A leading hospital consultant has claimed that the number of cerebral palsy birth injuries could be reduced if more senior doctors were available to provide 24/7 cover for labour wards.

Dr Sam Coulter-Smith, Master of the Rotunda Hospital in Dublin, was speaking at a special conference convened to hear from doctors, midwives, the legal profession and families on how preventable cerebral palsy birth injuries to babies could be reduced.

He said that the number of babies born with cerebral palsy birth injuries had not reduced in the past twenty years despite an increase in foetal monitoring and births by Caesarean section, and acknowledged that a percentage of babies born with cerebral palsy were due to mistakes by hospitals and medical staff which could have been prevented.

Dr Coulter-Smith told the conference that junior doctors are being asked to make decisions regarding the healthcare of the mother and baby without the necessary experience, and that “there needs to be 24/7 cover of labour wards by senior consultants to address this problem”.

However, the consultant continued, senior doctors are only required to work between 8.00am and 8.00pm under the terms of their current consultant contracts and, for the remainder of the time, they can be at home on call and only have come to the hospital when there is an emergency.

Dr Coulter-Smith explained that the Rotunda Hospital had tried to reduce the number of cerebral palsy birth injuries by setting up a second tier of experienced junior doctors who are available outside “normal” working hours.
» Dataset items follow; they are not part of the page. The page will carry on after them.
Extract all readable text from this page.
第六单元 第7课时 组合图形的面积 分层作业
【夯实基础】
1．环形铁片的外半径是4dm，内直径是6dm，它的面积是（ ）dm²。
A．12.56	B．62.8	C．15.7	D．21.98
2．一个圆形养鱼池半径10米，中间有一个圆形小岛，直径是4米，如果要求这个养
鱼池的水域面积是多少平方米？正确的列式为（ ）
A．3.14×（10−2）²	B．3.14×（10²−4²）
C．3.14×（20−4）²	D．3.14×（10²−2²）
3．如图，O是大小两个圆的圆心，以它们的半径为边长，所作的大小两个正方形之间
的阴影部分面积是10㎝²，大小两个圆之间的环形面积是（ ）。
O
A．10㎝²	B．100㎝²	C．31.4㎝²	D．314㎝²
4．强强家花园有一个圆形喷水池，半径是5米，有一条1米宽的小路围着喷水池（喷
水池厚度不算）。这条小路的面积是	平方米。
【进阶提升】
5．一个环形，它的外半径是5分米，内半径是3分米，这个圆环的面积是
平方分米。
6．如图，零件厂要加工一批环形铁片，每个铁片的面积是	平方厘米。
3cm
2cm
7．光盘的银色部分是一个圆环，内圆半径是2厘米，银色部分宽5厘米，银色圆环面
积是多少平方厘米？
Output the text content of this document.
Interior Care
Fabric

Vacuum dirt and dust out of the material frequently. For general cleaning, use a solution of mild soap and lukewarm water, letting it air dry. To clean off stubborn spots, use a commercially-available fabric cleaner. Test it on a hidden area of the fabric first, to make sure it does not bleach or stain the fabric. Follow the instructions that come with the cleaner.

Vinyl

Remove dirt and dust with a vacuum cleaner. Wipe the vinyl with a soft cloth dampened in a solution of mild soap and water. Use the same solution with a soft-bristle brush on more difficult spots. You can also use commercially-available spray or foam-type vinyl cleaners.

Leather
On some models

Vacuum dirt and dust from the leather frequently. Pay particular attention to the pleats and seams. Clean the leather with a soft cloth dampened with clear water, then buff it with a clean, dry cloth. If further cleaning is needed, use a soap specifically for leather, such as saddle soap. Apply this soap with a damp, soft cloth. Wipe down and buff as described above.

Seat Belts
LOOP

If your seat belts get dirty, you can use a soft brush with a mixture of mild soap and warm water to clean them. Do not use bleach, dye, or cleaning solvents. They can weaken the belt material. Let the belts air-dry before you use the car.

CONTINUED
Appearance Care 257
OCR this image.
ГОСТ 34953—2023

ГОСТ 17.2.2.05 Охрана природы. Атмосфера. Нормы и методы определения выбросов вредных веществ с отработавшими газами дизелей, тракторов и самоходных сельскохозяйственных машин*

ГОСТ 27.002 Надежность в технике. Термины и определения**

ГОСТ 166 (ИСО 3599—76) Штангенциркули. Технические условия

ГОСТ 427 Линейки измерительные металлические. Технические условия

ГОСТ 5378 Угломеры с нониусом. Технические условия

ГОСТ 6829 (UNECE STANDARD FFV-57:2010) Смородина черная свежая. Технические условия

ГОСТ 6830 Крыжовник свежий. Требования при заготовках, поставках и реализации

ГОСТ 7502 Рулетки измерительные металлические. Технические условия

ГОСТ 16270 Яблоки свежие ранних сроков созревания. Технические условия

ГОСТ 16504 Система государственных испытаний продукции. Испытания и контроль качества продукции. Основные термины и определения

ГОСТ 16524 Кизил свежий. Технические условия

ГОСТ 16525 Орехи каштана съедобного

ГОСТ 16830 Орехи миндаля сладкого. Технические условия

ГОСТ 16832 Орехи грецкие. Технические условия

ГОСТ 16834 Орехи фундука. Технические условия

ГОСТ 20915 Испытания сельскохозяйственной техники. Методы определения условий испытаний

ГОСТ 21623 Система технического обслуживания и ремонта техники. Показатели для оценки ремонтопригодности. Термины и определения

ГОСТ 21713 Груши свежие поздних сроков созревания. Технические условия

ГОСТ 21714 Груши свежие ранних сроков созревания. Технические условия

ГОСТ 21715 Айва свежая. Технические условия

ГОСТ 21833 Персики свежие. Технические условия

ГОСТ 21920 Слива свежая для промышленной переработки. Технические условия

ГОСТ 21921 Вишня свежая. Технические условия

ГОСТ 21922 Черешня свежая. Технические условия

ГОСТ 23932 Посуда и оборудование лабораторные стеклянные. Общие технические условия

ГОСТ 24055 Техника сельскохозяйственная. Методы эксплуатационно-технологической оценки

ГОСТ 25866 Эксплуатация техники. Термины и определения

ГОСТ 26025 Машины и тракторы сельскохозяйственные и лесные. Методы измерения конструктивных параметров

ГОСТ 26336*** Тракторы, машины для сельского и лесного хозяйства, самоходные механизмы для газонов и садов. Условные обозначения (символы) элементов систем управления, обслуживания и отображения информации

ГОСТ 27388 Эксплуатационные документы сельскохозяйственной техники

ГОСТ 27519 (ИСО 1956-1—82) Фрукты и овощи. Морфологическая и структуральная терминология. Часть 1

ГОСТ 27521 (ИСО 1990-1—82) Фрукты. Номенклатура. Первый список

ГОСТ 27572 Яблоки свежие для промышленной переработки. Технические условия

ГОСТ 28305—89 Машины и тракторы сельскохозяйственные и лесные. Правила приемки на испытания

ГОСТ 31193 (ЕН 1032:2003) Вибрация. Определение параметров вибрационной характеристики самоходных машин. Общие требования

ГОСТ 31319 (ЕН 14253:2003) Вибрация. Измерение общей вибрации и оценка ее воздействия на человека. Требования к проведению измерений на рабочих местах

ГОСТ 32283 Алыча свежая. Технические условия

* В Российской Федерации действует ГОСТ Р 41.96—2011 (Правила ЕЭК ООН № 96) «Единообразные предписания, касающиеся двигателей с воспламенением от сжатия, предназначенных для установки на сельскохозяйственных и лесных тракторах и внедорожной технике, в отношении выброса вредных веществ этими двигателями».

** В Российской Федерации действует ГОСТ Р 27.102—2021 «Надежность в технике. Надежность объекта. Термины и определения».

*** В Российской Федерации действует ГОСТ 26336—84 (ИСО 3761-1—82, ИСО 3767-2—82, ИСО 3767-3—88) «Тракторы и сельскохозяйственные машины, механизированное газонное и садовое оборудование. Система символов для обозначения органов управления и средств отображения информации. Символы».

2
However, he admitted, this policy was contrary to the demands of the Health Service Executive, who want the Rotunda Hospital to reduce their medical staff.

He added that he hoped the Health Service Executive would pay attention to the message from the conference because State compensation payments for cerebral palsy birth injuries each year amounted to €45million – equivalent to the Rotunda Hospital´s annual budget.